The purpose of the imposed penalty is to oblige the Company's Shareholders to properly perform the obligations arising from Regulation 2016/679, and consequently to conduct data processing processes in accordance with applicable law. It should be emphasized that the penalty will be effective if its imposition will lead to the Company's Shareholders adapting their data processing processes to a lawful state. The application of an administrative fine in this case is necessary also considering that the Company's Shareholders completely ignored the obligation to obtain explicit consent to the processing of their potential clients' data, in particular in the field of health data.

In the opinion of the President of the UODO, the applied administrative fine fulfills the functions referred to in art. 83 sec. 1 of Regulation 2016/679, i.e. it is effective, proportionate and dissuasive in this individual case.

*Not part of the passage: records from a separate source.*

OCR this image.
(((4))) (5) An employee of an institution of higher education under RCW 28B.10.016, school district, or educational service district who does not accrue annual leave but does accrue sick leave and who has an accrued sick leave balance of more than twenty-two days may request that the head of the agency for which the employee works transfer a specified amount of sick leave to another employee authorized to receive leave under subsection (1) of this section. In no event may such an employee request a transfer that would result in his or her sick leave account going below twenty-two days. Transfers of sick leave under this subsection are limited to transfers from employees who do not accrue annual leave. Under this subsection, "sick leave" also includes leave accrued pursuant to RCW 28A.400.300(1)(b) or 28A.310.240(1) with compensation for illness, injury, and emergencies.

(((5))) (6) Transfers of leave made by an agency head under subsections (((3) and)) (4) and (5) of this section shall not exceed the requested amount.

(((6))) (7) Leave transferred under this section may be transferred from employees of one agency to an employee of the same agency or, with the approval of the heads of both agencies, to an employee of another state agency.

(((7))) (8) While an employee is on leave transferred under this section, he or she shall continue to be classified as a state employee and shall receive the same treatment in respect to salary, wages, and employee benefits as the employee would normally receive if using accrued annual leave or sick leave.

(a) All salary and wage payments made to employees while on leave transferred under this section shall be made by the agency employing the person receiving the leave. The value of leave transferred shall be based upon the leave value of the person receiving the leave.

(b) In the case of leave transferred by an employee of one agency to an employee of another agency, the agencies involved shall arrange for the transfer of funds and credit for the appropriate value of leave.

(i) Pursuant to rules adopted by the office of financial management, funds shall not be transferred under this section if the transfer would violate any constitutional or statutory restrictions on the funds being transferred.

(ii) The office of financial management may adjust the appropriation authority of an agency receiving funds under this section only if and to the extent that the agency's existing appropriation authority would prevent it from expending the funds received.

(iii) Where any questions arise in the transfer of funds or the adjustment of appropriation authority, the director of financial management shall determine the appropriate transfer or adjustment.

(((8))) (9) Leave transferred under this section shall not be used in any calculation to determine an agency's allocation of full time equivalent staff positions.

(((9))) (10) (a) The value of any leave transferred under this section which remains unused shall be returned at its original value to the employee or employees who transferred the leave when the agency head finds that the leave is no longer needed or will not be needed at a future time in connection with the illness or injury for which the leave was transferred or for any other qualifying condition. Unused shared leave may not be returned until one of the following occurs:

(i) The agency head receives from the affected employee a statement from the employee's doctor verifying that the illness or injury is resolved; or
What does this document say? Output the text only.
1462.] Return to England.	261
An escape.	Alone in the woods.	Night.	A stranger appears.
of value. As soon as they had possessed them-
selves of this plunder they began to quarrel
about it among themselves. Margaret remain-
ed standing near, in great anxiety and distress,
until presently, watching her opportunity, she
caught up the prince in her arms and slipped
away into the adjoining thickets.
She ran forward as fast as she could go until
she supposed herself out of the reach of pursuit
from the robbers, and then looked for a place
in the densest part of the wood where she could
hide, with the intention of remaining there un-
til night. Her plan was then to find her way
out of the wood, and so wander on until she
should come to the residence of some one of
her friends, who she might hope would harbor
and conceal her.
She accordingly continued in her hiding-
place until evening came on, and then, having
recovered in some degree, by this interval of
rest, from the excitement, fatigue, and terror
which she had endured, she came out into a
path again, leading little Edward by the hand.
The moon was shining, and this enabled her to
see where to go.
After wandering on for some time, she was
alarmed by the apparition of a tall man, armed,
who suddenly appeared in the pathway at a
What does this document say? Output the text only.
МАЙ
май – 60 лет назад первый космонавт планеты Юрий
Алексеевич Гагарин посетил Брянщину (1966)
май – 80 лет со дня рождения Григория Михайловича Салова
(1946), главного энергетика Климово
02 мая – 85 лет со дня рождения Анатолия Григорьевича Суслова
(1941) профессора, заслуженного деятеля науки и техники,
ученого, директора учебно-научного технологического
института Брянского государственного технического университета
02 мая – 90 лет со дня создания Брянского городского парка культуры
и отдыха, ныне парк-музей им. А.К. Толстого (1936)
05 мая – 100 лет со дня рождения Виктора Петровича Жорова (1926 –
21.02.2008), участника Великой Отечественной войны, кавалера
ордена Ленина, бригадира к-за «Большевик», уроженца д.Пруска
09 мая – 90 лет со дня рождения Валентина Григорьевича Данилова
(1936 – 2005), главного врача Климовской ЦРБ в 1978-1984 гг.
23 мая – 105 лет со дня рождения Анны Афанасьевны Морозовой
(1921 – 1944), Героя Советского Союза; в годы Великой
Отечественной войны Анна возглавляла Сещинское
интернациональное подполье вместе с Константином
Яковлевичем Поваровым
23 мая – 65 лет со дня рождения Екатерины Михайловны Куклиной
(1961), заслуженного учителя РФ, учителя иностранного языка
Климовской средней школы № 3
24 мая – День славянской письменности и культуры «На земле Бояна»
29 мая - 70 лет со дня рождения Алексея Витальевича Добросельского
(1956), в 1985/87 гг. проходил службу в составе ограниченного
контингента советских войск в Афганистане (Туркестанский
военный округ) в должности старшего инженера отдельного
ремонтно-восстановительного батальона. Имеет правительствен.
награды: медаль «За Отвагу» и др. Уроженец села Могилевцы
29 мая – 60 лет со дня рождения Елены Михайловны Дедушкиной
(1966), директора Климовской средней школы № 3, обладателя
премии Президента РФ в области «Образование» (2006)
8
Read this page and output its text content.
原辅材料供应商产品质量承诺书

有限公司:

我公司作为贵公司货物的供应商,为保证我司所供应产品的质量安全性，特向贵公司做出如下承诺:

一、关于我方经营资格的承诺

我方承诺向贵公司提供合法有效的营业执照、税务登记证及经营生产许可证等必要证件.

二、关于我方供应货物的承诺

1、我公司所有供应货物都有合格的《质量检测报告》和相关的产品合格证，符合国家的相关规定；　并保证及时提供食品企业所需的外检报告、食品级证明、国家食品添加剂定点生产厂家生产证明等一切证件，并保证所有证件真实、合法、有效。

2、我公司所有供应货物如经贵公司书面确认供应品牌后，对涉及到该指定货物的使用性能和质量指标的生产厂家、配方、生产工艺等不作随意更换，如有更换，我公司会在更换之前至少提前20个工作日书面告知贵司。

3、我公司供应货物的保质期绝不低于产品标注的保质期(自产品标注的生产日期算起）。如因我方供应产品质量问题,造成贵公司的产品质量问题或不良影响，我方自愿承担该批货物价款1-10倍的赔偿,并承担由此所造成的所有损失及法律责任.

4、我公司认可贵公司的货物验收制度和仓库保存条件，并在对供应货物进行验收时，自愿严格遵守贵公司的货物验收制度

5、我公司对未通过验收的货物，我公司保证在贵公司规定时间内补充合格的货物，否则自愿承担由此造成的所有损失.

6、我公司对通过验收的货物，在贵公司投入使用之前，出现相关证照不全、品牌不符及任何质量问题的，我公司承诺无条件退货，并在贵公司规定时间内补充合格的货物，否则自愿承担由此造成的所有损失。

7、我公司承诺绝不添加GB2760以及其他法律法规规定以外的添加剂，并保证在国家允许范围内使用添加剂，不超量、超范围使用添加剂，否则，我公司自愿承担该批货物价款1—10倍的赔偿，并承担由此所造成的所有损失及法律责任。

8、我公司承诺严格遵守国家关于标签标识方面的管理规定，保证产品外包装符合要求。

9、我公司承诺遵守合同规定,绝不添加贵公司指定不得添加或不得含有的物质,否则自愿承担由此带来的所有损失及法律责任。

In connection with the above, it should be indicated that the administrative fine in the amount of PLN 45,697.00 meets the conditions referred to in Art. 83 sec. 1 of Regulation 2016/679 due to the seriousness of the violation found in the context of the basic principle of Regulation 2016/679 - the principle of lawful data processing.



In this factual and legal situation, the President of the Personal Data Protection Office decided as in the sentence.